Artificial intelligence (AI) is changing virtually everything, but that doesn't mean your web designers' jobs are on the line because of it. The reality is that there are things that humans do better than AI — and those wondering, "Will AI replace web designers?" should be thrilled to learn the answer is a resounding no. (However, it can certainly help automate redundant tasks that designers hate, which is great news all around.)
I talked to one of HubSpot's very own designers, Lindsay Derby, a Senior Product Designer on the Sales Enablement team, to discuss why designers can take a deep breath and quit worrying about being replaced by AI web design tools. Let's dive in.
Will AI replace web designers?
According to Derby, there certainly are tasks that AI will eliminate. "AI will undoubtedly replace some design tasks," she says. "What I hope to see it replace is tedious tasks with design work that many will find more fulfilling. For me, this means being able to use an AI tool to quickly produce grids and artifacts, allowing me to focus on more strategic things like information architecture and user flow."
Ultimately, the reason the answer to the question, "Will AI replace web designers?" is a clear no is because AI lacks something humans offer that it cannot: Emotional intelligence. "Emotional intelligence is a skill designers have that makes them valuable players," shares Derby. "Empathizing with users is what makes design effective. AI design tools understand and can replicate the more standardized rules, but they are not yet very good at understanding nuance and context."
That doesn't mean, however, that the role of the designer will stay the same in this new era. Derby shares, "I hosted a designer's mixer on the topic "UX in the era of AI" where we brought together around 75 designers of various industries at Inbound. We discussed ethics, ideas, fears, technology, and the future of work. There was a lot of excitement and equal parts skepticism and anxiety. There is still a lot we don't know about how AI will shape the design landscape. It is still early, but the consensus is that designers must adapt to this new technology to stay relevant."
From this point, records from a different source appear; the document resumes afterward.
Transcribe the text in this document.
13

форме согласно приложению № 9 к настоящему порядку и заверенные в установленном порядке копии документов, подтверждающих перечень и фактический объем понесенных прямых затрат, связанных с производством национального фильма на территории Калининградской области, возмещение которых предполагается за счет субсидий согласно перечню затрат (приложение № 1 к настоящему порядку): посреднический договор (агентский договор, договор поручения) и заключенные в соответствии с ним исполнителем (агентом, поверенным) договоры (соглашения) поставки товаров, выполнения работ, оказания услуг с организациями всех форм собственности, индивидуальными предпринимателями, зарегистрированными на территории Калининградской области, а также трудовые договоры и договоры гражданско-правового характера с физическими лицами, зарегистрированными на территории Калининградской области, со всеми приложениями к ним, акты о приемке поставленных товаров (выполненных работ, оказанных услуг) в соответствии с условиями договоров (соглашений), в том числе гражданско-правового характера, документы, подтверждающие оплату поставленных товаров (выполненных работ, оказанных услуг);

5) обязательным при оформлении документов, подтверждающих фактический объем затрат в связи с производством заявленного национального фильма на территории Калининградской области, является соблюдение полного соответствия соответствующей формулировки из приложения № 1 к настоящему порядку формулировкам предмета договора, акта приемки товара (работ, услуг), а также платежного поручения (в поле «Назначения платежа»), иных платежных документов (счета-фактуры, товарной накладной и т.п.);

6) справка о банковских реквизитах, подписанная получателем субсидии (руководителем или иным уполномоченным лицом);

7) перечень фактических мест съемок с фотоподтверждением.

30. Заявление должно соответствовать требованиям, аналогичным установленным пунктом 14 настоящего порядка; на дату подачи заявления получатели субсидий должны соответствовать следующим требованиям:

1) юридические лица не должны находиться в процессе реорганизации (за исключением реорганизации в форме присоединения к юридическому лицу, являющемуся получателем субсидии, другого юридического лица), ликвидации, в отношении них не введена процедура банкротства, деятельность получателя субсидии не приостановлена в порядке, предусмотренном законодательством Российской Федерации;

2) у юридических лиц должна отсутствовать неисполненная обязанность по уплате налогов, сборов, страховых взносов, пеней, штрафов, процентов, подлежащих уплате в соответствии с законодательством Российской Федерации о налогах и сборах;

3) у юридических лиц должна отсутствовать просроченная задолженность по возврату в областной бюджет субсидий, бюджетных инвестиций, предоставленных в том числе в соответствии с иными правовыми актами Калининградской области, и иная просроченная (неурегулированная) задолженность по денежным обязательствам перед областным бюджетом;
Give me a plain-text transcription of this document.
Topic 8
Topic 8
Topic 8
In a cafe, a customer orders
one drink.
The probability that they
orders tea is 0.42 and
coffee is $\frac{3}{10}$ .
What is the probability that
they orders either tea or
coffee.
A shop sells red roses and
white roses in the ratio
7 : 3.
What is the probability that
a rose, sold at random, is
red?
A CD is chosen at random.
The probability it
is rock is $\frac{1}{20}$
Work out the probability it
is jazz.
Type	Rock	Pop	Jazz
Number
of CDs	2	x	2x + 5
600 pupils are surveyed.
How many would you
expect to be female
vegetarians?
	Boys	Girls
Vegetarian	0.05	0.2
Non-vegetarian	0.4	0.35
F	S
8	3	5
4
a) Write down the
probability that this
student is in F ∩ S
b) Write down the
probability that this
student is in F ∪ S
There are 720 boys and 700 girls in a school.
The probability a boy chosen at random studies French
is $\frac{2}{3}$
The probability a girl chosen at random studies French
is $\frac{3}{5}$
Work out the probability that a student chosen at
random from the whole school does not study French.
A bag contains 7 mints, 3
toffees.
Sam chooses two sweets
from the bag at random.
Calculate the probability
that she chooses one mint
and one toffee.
Examples of Why AI Won't Replace Website Designers
I experimented with a few AI web design tools, and it's never been more obvious to me that, while AI might automate some tasks, it will not outright replace designers. The reason? Humans have the ability to brainstorm with you — whereas, with AI, you're handed a finished product. Another reason? Say you approach a designer with reference photos for the site you hope to build. A designer will look at the photo and understand what you're hoping to recreate, whereas you can tell AI what design style you want, and it may not fully grasp what you're referencing.
For example, I used Wix's AI to generate a photo for an ice cream truck's website. I described the desired image as "An ice cream truck in a colorful, yet mature, style." I also selected the "packshot" style of design.
The technology did generate several images for me, but none looked realistic enough or perfectly mirrored the reference photo Wix provides.
I figured that maybe the issue was the style I selected, so instead, I picked "Photo." This was the output. Again, as you can see, the photos are clearly AI-generated.
Next, I tried Durable, an AI tool boasting that it can create a website in 30 seconds. To get started, it asks you to input what your business does, the location, and its name. Again, I used the ice cream truck example and input that as my business type. I also added my location as New York, New York, and the company name 'Ice Cream Dream.' (Creative, I know.)
It did generate a website for me in a matter of seconds — but the site that it generated didn't fit my aesthetic vision in the slightest. The site was sleek, largely black-and-white (very different from the colorful ice cream truck site of my dreams), and devoid of personality. The generated example did feature a lot of copy, which AI clearly generated. How can I tell? The copy was awkward — in real life, no copywriter would say "New York, New York." Mind you, this is an easy fix — but it does show that AI doesn't always get it right.
The background photo in this portion of the website also struck me as odd — it's clearly an AI-generated photo and doesn't contribute to helping site visitors get a feel for the ice cream truck itself, just the person scooping the ice cream. Additionally, the AI added an 'Order now' button, which doesn't make much sense in the context of an ice cream truck you'd just walk up to.
You can click the 'regenerate' button — and I did, in hopes of the AI tool producing a more personable website. However, it simply rearranged what it already had and didn't create anything more visually appealing.
Derby has also experienced disappointment with AI tools. "I was recently playing around FigGPT to test out its design capabilities and was very underwhelmed," she shares. "I asked it to design a simple list layout, and simple was the key word there. It generalizes and falls to take in full context."
Web Design & AI: Evolving Together
We haven't seen the end of how AI website design tools will evolve. It's reasonable to deduct that in the future, AI web design tools will be better at taking into account nuance.
However, AI won't replace web designers because the technology still lacks that key component of emotional intelligence and understanding. "People are creative and industrious," says Derby. "Designers are, and have had to be, adaptable as we work in a field ever-evolving with technology, trends, and the world. AI is just another technology we will learn to use to make us better at our craft."